Financial Services Association, March 27 (Editor: Xiaoxiang) With Nvidia's late round of mini-diving, which dragged the US stock market to close down for the third consecutive trading day, the trend in the US market seems to be undergoing a subtle shift before the Easter holiday. As the end of the month approaches, institutional investors such as pension funds have also accelerated the pace of rebalancing their investment portfolios.

Market data showed that the three major US stock indexes generally fell slightly on Tuesday. Among them, the S&P 500 index fell 0.3%, and the Nasdaq index, which is concentrated in technology stocks, fell 0.4%. The Dow also fell by about 31 points, or 0.1%.

Many industry insiders speculate that the recent adjustments in US stocks may be related to the traditional end-of-quarter rebalancing effect — the S&P 500 index has already risen by more than 9% in the first three months of this year, while US bond prices have been under pressure.
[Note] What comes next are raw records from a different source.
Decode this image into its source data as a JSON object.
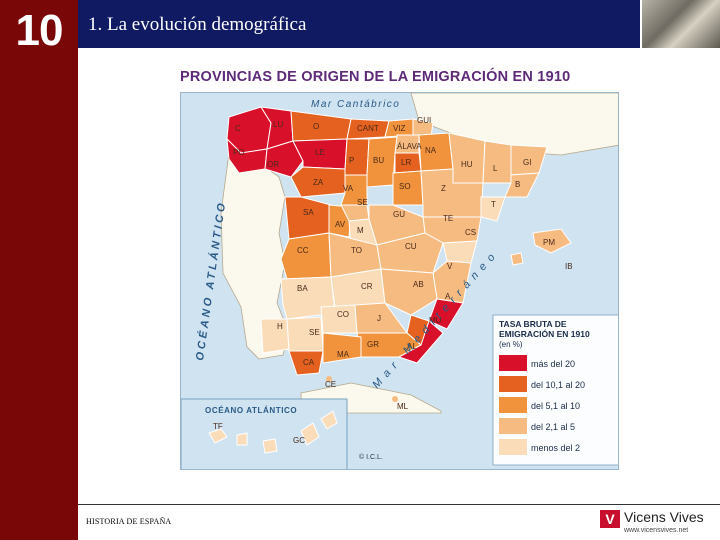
{
  "slide": {
    "chapter_number": "10",
    "title": "1. La evolución demográfica",
    "footer": "HISTORIA DE ESPAÑA",
    "logo_mark": "V",
    "logo_name": "Vicens Vives",
    "logo_url": "www.vicensvives.net"
  },
  "map": {
    "title": "PROVINCIAS DE ORIGEN DE LA EMIGRACIÓN EN 1910",
    "sea_labels": {
      "cantabrico": "Mar Cantábrico",
      "atlantico": "OCÉANO ATLÁNTICO",
      "mediterraneo": "Mar Mediterráneo",
      "canarias_ocean": "OCÉANO ATLÁNTICO"
    },
    "credit": "© I.C.L.",
    "legend": {
      "title_line1": "TASA BRUTA DE",
      "title_line2": "EMIGRACIÓN EN 1910",
      "unit": "(en %)",
      "items": [
        {
          "label": "más del 20",
          "color": "#d9102a"
        },
        {
          "label": "del 10,1 al 20",
          "color": "#e4611f"
        },
        {
          "label": "del 5,1 al 10",
          "color": "#f0933c"
        },
        {
          "label": "del 2,1 al 5",
          "color": "#f6bb80"
        },
        {
          "label": "menos del 2",
          "color": "#fbdcb9"
        }
      ]
    },
    "provinces": [
      "C",
      "LU",
      "O",
      "CANT",
      "VIZ",
      "GUI",
      "PO",
      "OR",
      "LE",
      "P",
      "BU",
      "ÁLAVA",
      "LR",
      "NA",
      "HU",
      "L",
      "GI",
      "ZA",
      "VA",
      "SO",
      "Z",
      "B",
      "SA",
      "SE",
      "AV",
      "GU",
      "TE",
      "T",
      "M",
      "CS",
      "CC",
      "TO",
      "CU",
      "V",
      "PM",
      "IB",
      "BA",
      "CR",
      "AB",
      "A",
      "H",
      "CO",
      "J",
      "MU",
      "SE",
      "GR",
      "AL",
      "CA",
      "MA",
      "CE",
      "ML",
      "TF",
      "GC"
    ]
  }
}
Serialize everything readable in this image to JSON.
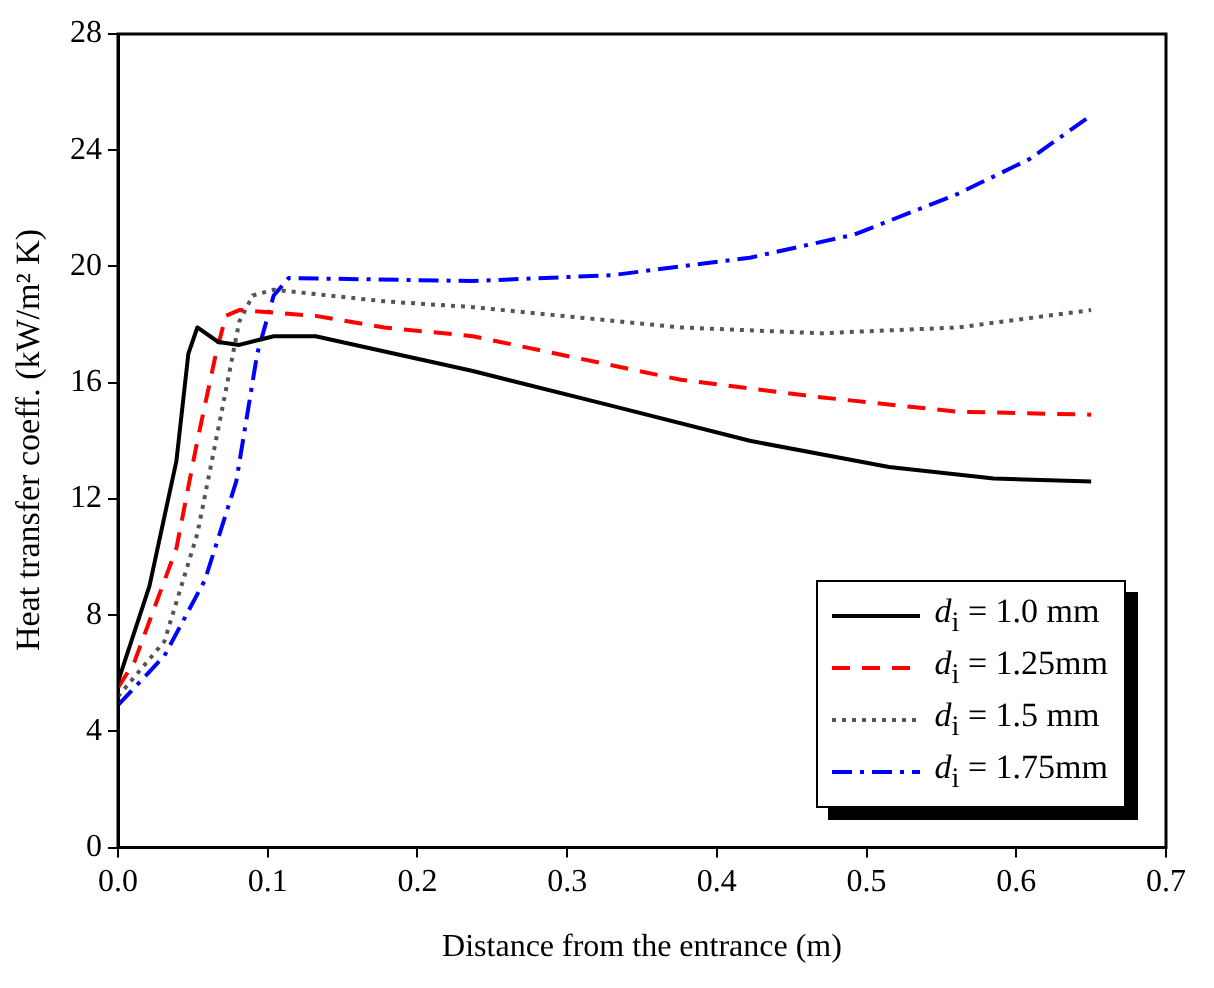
{
  "chart_data": {
    "type": "line",
    "xlabel": "Distance from the entrance (m)",
    "ylabel": "Heat transfer coeff. (kW/m² K)",
    "xlim": [
      0,
      0.7
    ],
    "xticks": [
      {
        "value": 0,
        "label": "0.0"
      },
      0.1,
      0.2,
      0.3,
      0.4,
      0.5,
      0.6,
      0.7
    ],
    "ylim": [
      0,
      28
    ],
    "yticks": [
      0,
      4,
      8,
      12,
      16,
      20,
      24,
      28
    ],
    "grid": false,
    "legend": "bottom right",
    "marker": "none",
    "series": [
      {
        "name": "d$_{i}$ = 1.0 mm",
        "color": "#000000",
        "line_style": "solid",
        "x": [
          0,
          0.021,
          0.039,
          0.047,
          0.053,
          0.067,
          0.081,
          0.104,
          0.132,
          0.237,
          0.33,
          0.422,
          0.515,
          0.585,
          0.65
        ],
        "values": [
          5.7,
          9.0,
          13.3,
          17.0,
          17.9,
          17.4,
          17.3,
          17.6,
          17.6,
          16.4,
          15.2,
          14.0,
          13.1,
          12.7,
          12.6
        ]
      },
      {
        "name": "d$_{i}$ = 1.25mm",
        "color": "#ff0000",
        "line_style": "dashed",
        "x": [
          0,
          0.011,
          0.039,
          0.053,
          0.065,
          0.072,
          0.081,
          0.132,
          0.178,
          0.237,
          0.376,
          0.469,
          0.561,
          0.65
        ],
        "values": [
          5.5,
          6.4,
          10.3,
          14.0,
          16.9,
          18.3,
          18.5,
          18.3,
          17.9,
          17.6,
          16.1,
          15.5,
          15.0,
          14.9
        ]
      },
      {
        "name": "d$_{i}$ = 1.5 mm",
        "color": "#555555",
        "line_style": "dotted",
        "x": [
          0,
          0.031,
          0.053,
          0.07,
          0.081,
          0.09,
          0.104,
          0.178,
          0.237,
          0.376,
          0.469,
          0.561,
          0.65
        ],
        "values": [
          5.2,
          7.1,
          10.8,
          15.2,
          18.1,
          19.0,
          19.2,
          18.8,
          18.6,
          17.9,
          17.7,
          17.9,
          18.5
        ]
      },
      {
        "name": "d$_{i}$ = 1.75mm",
        "color": "#0000ff",
        "line_style": "dashdot",
        "x": [
          0,
          0.031,
          0.058,
          0.079,
          0.093,
          0.104,
          0.114,
          0.237,
          0.33,
          0.422,
          0.492,
          0.561,
          0.609,
          0.65
        ],
        "values": [
          4.9,
          6.6,
          9.2,
          12.6,
          17.0,
          19.0,
          19.6,
          19.5,
          19.7,
          20.3,
          21.1,
          22.5,
          23.7,
          25.2
        ]
      }
    ]
  }
}
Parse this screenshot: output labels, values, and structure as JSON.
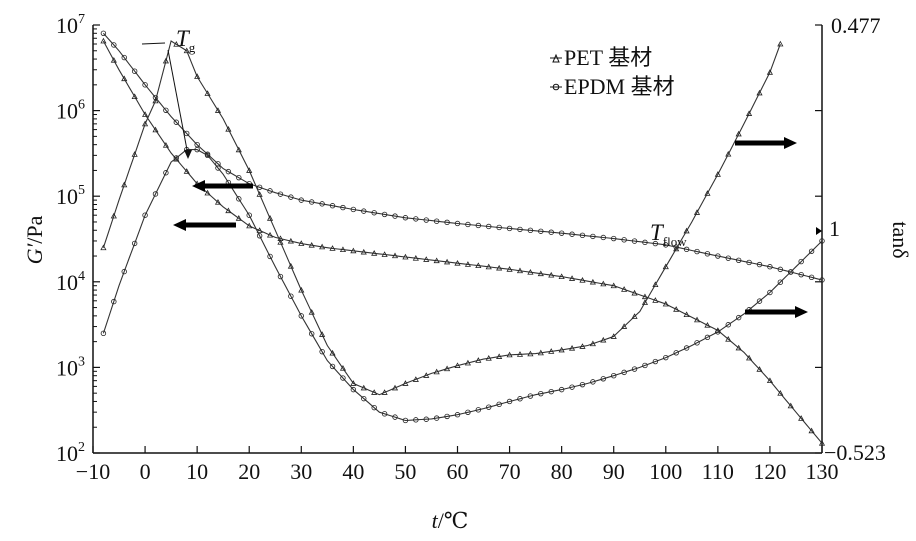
{
  "chart_data": {
    "type": "line",
    "x_axis": {
      "label_var": "t",
      "label_unit": "/℃",
      "range": [
        -10,
        130
      ],
      "ticks": [
        -10,
        0,
        10,
        20,
        30,
        40,
        50,
        60,
        70,
        80,
        90,
        100,
        110,
        120,
        130
      ],
      "tick_labels": [
        "−10",
        "0",
        "10",
        "20",
        "30",
        "40",
        "50",
        "60",
        "70",
        "80",
        "90",
        "100",
        "110",
        "120",
        "130"
      ]
    },
    "y_axis_left": {
      "label_var": "G′",
      "label_unit": "/Pa",
      "scale": "log",
      "range": [
        100,
        10000000
      ],
      "ticks": [
        100,
        1000,
        10000,
        100000,
        1000000,
        10000000
      ],
      "tick_base": "10",
      "tick_exponents": [
        "2",
        "3",
        "4",
        "5",
        "6",
        "7"
      ]
    },
    "y_axis_right": {
      "label": "tanδ",
      "scale": "log",
      "top_label": "0.477",
      "middle_label": "1",
      "bottom_label": "−0.523"
    },
    "legend": {
      "position": "top-right",
      "entries": [
        "PET 基材",
        "EPDM 基材"
      ]
    },
    "grid": false,
    "annotations": {
      "tg_main": "T",
      "tg_sub": "g",
      "tflow_main": "T",
      "tflow_sub": "flow"
    },
    "series": [
      {
        "name": "PET 基材",
        "quantity": "G′",
        "axis": "left",
        "marker": "triangle",
        "x": [
          -8,
          -5,
          0,
          5,
          10,
          15,
          20,
          25,
          30,
          35,
          40,
          50,
          60,
          70,
          80,
          90,
          100,
          110,
          115,
          120,
          125,
          130
        ],
        "y": [
          6500000,
          3000000,
          900000,
          320000,
          140000,
          75000,
          45000,
          33000,
          28000,
          25000,
          23000,
          19500,
          16500,
          14000,
          11500,
          9000,
          5500,
          2700,
          1500,
          700,
          300,
          130
        ]
      },
      {
        "name": "EPDM 基材",
        "quantity": "G′",
        "axis": "left",
        "marker": "circle",
        "x": [
          -8,
          -5,
          0,
          5,
          10,
          15,
          20,
          25,
          30,
          40,
          50,
          60,
          70,
          80,
          90,
          100,
          110,
          120,
          130
        ],
        "y": [
          8000000,
          5000000,
          2000000,
          850000,
          400000,
          210000,
          140000,
          110000,
          90000,
          70000,
          56000,
          48000,
          42000,
          37000,
          32000,
          27000,
          20000,
          15000,
          10500
        ]
      },
      {
        "name": "PET 基材",
        "quantity": "tanδ",
        "axis": "right",
        "marker": "triangle",
        "x": [
          -8,
          -5,
          0,
          2,
          5,
          8,
          10,
          15,
          20,
          25,
          30,
          35,
          40,
          45,
          50,
          55,
          60,
          65,
          70,
          75,
          80,
          85,
          90,
          95,
          100,
          105,
          110,
          115,
          120,
          122
        ],
        "y": [
          25000,
          90000,
          700000,
          1300000,
          6500000,
          5000000,
          2500000,
          800000,
          200000,
          40000,
          8000,
          1800,
          650,
          480,
          650,
          850,
          1050,
          1250,
          1400,
          1450,
          1600,
          1800,
          2300,
          4500,
          15000,
          50000,
          180000,
          700000,
          2800000,
          6000000
        ]
      },
      {
        "name": "EPDM 基材",
        "quantity": "tanδ",
        "axis": "right",
        "marker": "circle",
        "x": [
          -8,
          -5,
          0,
          5,
          8,
          10,
          12,
          15,
          20,
          25,
          30,
          35,
          40,
          45,
          50,
          55,
          60,
          65,
          70,
          75,
          80,
          85,
          90,
          95,
          100,
          105,
          110,
          115,
          120,
          125,
          130
        ],
        "y": [
          2500,
          9000,
          60000,
          250000,
          350000,
          350000,
          300000,
          180000,
          60000,
          15000,
          4000,
          1200,
          550,
          300,
          240,
          250,
          280,
          330,
          400,
          480,
          550,
          650,
          800,
          1000,
          1300,
          1800,
          2600,
          4200,
          7500,
          15000,
          30000
        ]
      }
    ],
    "arrows": [
      {
        "series": "PET 基材 G′",
        "points_to": "left"
      },
      {
        "series": "EPDM 基材 G′",
        "points_to": "left"
      },
      {
        "series": "PET 基材 tanδ",
        "points_to": "right"
      },
      {
        "series": "EPDM 基材 tanδ",
        "points_to": "right"
      }
    ]
  }
}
According to Morgan Stanley's estimates, due to excellent stock performance, pension funds will need to sell about $22 billion in global stocks and buy $17 billion in fixed income assets at the end of the quarter to restore the position ratio to the previous level.

Not surprisingly, from November of last year to March of this year, the S&P 500 index is expected to rise for 5 consecutive months. Now, some traders are discussing whether the upward path will become more rugged since stock valuations are still historically high.

Piper Sandler's Craig Johnson said, “As momentum slows down and dispersion increases, we think the S&P 500 index may move closer to its 50-day moving average (this level was last tested in early November), showing at least 5% but still a healthy pullback.”

Thomas Martin, senior portfolio manager at Globalt Investments, also pointed out that investors are generally not worried about a sharp correction in the stock market. Although analysts are usually wary when the market is too optimistic, he believes that the market base is strong and there is more room for further growth.

In the US bond market, US bond yields generally declined slightly on Tuesday as purchases near the end of the month were strong. Demand for the $67 billion five-year treasury bond bid was strong on that day. Meanwhile, traders are waiting for key inflation data to be released later this week to determine when the Federal Reserve may start cutting interest rates.

By the end of the New York session, 2-year US Treasury yields fell 3.5 basis points to 4.603%, 5-year US Treasury yields fell 0.7 basis points to 4.226%, 10-year US Treasury yields fell 1.1 basis points to 4.237%, and 30-year US Treasury yields fell 1.7 basis points to 4.4%.

US bond yields rose slightly earlier overnight. An earlier report from the US Department of Commerce showed that durable goods orders rebounded in February. This is another sign of the resilience of the US economy, which boosted the prospects for economic growth in the first quarter. The report suggests that the US manufacturing industry may now be regaining its foothold.

However, strong demand for US bond tenders continued to weigh on yields, and there has been a marked decline in yield since then. The bid interest rate for the $67 billion five-year Treasury note sold by the US Treasury on Tuesday was 4.235%, about 0.7 basis points lower than the yield for the same period in the secondary market at the end of the tender.

Tom Simons, senior economist at Jefferies, pointed out, “We are nearing the end of the month, and Friday is another holiday. This may accelerate some purchases and may also stimulate more bid purchases rather than trying to find some valuable investments later.”

Many investors are also currently waiting for the personal consumption expenditure (PCE) price index to be announced on Friday to see if the Fed will start cutting interest rates in June. According to CME's FedWatch tool, the possibility that the Fed will cut interest rates in June is still over 70%.

Gennadiy Goldberg, head of US interest rate strategy at TD Securities, said, “The market is still waiting for clear signs of slowing inflation. This is the reason for the fluctuation in yield trends. Traders are watching every data point — whether it's critical or not, to try to assess where interest rates are going next.”

Editor/Somer

The translation is provided by third-party software.